Forging S/MIME signatures

Jon Udell tries his hand at S/MIME signature forgery,
revealing that PKI is not a panacea.

A digital signature proves something. The proof is strong but the something is weak (if it just demonstrates that you clicked a few things to get a persona certificate).

So if you need to prove something stronger, then you put limits on what digitally-signed content you’re willing to accept.
This can go in at least two directions (not mutually exclusive):

  • higher-class certificates (where certificate authorities demand more proof, and encode that fact in the certificate). But higher quality means harder to get and less actual deployment. And higher quality means more attractive target for theft of keys.
  • reputation systems. Of course, building robust reputation systems is not easy. Users may wish to have multiple sources of reputation information to fit their own definitions of good and bad behavior and how fast those judgments are made. It replays the whole DNS blacklist deployment. Some reputation systems may seem arbitrary and capricious. Others may be too slow or too tolerant. They are all lawsuit targets. Will there be too many to choose from?

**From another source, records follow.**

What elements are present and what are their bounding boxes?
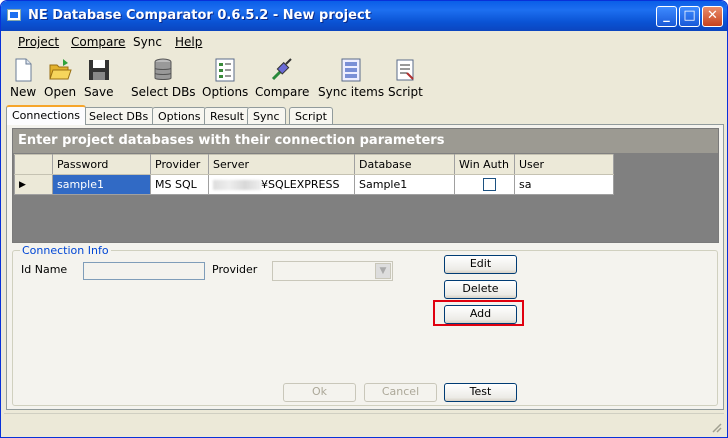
column-header-provider[interactable]: Provider (150, 154, 209, 175)
id-name-field[interactable] (83, 262, 205, 280)
script-icon (393, 57, 417, 83)
tab-strip: Connections Select DBs Options Result Sy… (6, 105, 724, 125)
cell-database[interactable]: Sample1 (354, 174, 455, 195)
tab-connections[interactable]: Connections (6, 105, 86, 125)
compare-button[interactable]: Compare (255, 57, 309, 99)
edit-button[interactable]: Edit (444, 255, 517, 274)
column-header-password[interactable]: Password (52, 154, 151, 175)
menu-project[interactable]: Project (18, 35, 59, 49)
cell-server[interactable]: ¥SQLEXPRESS (208, 174, 355, 195)
title-bar[interactable]: NE Database Comparator 0.6.5.2 - New pro… (1, 1, 727, 31)
cell-provider[interactable]: MS SQL (150, 174, 209, 195)
sync-list-icon (339, 57, 363, 83)
row-header-corner (14, 154, 53, 175)
save-label: Save (84, 85, 114, 99)
tab-script[interactable]: Script (289, 107, 333, 125)
cell-user[interactable]: sa (514, 174, 614, 195)
new-button[interactable]: New (10, 57, 36, 99)
app-icon (7, 9, 21, 21)
close-button[interactable]: ✕ (702, 6, 723, 27)
column-header-win-auth[interactable]: Win Auth (454, 154, 515, 175)
script-button[interactable]: Script (388, 57, 423, 99)
resize-grip-icon[interactable] (710, 421, 722, 433)
status-bar (4, 413, 724, 435)
chevron-down-icon: ▼ (375, 263, 391, 279)
open-label: Open (44, 85, 77, 99)
options-label: Options (202, 85, 249, 99)
options-button[interactable]: Options (202, 57, 248, 99)
compare-plug-icon (270, 57, 294, 83)
sync-items-button[interactable]: Sync items (318, 57, 384, 99)
current-row-indicator: ▶ (14, 174, 53, 195)
maximize-button[interactable]: □ (679, 6, 700, 27)
redacted-server-host (213, 180, 261, 190)
menu-bar: Project Compare Sync Help (4, 31, 724, 53)
new-file-icon (11, 57, 35, 83)
menu-compare[interactable]: Compare (71, 35, 125, 49)
menu-help[interactable]: Help (175, 35, 202, 49)
tab-result[interactable]: Result (204, 107, 250, 125)
ok-button[interactable]: Ok (283, 383, 356, 402)
add-button-highlight (433, 300, 524, 326)
connections-panel: Enter project databases with their conne… (6, 124, 724, 410)
floppy-disk-icon (87, 57, 111, 83)
connection-info-legend: Connection Info (20, 244, 111, 257)
toolbar: New Open Save Select DBs Options Compare… (4, 53, 724, 105)
id-name-label: Id Name (21, 263, 68, 276)
database-icon (151, 57, 175, 83)
tab-sync[interactable]: Sync (247, 107, 286, 125)
select-dbs-button[interactable]: Select DBs (131, 57, 196, 99)
databases-grid[interactable]: Password Provider Server Database Win Au… (14, 154, 614, 195)
sync-items-label: Sync items (318, 85, 385, 99)
column-header-server[interactable]: Server (208, 154, 355, 175)
tab-select-dbs[interactable]: Select DBs (83, 107, 155, 125)
tab-options[interactable]: Options (152, 107, 207, 125)
column-header-database[interactable]: Database (354, 154, 455, 175)
open-button[interactable]: Open (44, 57, 76, 99)
script-label: Script (388, 85, 423, 99)
cancel-button[interactable]: Cancel (364, 383, 437, 402)
provider-select[interactable]: ▼ (272, 261, 393, 281)
save-button[interactable]: Save (84, 57, 113, 99)
grid-header-row: Password Provider Server Database Win Au… (14, 154, 614, 175)
grid-caption: Enter project databases with their conne… (13, 129, 718, 153)
app-window: NE Database Comparator 0.6.5.2 - New pro… (0, 0, 728, 438)
table-row[interactable]: ▶ sample1 MS SQL ¥SQLEXPRESS Sample1 sa (14, 174, 614, 195)
cell-password[interactable]: sample1 (52, 174, 151, 195)
databases-grid-area: Enter project databases with their conne… (12, 128, 719, 243)
window-title: NE Database Comparator 0.6.5.2 - New pro… (28, 8, 371, 23)
select-dbs-label: Select DBs (131, 85, 196, 99)
options-list-icon (213, 57, 237, 83)
menu-sync[interactable]: Sync (133, 35, 162, 49)
folder-open-icon (48, 57, 72, 83)
column-header-user[interactable]: User (514, 154, 614, 175)
test-button[interactable]: Test (444, 383, 517, 402)
compare-label: Compare (255, 85, 310, 99)
provider-label: Provider (212, 263, 258, 276)
delete-button[interactable]: Delete (444, 280, 517, 299)
cell-win-auth[interactable] (454, 174, 515, 195)
cell-server-text: ¥SQLEXPRESS (261, 178, 340, 191)
new-label: New (10, 85, 37, 99)
connection-info-group: Connection Info Id Name Provider ▼ Edit … (12, 244, 718, 406)
win-auth-checkbox[interactable] (483, 178, 496, 192)
minimize-button[interactable]: _ (656, 6, 677, 27)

For message classification, there is a predisposition to disparage machine learning and content inspection as too
probabilistic and uncertain, while viewing signatures as certain and reliable. It is not so, the uncertainty or trust is not eliminated, it’s just at a different level.

One Comment

  1. Jon Udell says:

    | Let’s hope Jon Udell reads it

    He did :-)

    | The proof is strong but the something is
    | weak (if it just demonstrates that you
    | clicked a few things to get a persona
    | certificate).

    The something is slightly more: that the certified email address is bound, by some certifying authority, to some person with access to that email account.

    It ain’t much, but it’s more than we’ve got now, which is nothing.

    I agree, BTW, with the observation that higher-assurance certs and reputation systems both have roles to play, but also introduce new complexity.

    Meanwhile, getting Aunt Tillie to expect that her correspondents have at least passed the email ping test, in the eyes of some known third party, is a reasonable step to take.